И трудно понять, что означает это «конечно» — то ли, что сцена с пенсне бесспорно великолепна, то ли, что он не хочет противоречить писателю.

На самом же деле Казо вовсе не убежден в том, что сцену с пенсне следует награждать аплодисментами. Правда, он хлопал вместе с другими, но сам не подал бы сигнала к таким овациям. Он подозревает, что зрители наградили аплодисментами эффектный кадр, прельстившись символикой, независимо от политического смысла… если таковой вообще в этой сцене есть.
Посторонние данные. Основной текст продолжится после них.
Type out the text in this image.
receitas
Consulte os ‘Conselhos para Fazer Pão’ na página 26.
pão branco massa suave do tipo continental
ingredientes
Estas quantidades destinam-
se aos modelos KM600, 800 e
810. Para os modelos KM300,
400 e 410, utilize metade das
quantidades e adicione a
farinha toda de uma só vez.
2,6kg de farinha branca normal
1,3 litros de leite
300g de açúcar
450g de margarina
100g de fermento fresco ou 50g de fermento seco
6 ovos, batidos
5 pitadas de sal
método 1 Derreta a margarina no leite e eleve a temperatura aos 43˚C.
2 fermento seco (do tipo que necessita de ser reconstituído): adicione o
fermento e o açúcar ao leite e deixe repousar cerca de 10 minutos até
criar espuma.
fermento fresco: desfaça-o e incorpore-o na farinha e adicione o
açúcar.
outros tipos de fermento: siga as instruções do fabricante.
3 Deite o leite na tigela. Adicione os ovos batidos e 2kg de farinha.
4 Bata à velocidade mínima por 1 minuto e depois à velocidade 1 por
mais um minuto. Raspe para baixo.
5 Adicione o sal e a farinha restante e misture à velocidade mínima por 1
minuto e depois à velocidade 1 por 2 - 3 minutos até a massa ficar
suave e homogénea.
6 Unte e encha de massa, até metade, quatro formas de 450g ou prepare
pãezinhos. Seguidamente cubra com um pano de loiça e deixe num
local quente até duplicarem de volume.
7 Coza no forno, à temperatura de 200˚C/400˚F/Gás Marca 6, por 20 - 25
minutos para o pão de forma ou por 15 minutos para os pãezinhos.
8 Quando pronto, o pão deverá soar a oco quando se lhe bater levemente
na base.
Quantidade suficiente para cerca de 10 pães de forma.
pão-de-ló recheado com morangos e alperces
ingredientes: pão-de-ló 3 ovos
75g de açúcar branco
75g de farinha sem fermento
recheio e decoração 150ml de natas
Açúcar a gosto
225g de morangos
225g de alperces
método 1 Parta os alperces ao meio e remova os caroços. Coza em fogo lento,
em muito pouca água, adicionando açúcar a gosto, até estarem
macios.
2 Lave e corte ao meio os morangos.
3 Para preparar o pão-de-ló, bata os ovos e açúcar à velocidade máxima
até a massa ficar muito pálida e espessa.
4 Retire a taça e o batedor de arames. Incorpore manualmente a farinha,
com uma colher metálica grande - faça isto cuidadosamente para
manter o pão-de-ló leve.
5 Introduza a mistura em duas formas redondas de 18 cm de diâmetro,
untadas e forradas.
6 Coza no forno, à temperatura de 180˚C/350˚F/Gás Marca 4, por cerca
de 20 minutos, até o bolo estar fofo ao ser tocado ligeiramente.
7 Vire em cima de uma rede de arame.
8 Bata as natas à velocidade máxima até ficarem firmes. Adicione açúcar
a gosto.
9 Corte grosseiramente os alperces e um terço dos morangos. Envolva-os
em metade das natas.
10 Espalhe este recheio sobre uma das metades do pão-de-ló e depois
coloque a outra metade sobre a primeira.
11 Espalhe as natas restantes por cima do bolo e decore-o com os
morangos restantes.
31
Ведь это пенсне, повисшее над бездной, может также означать: «Видите, как нелепа жизнь — человек умер, а то, что было частью его лица, его взгляда, еще существует, еще наделено жизнью». Нет ли тут формализма? Вот этот-то формализм, должно быть, и прельстил писателя.

— …А этот свет над морем… — шепчет Андре Жид, следуя за Казо, который прокладывает ему путь к выходу.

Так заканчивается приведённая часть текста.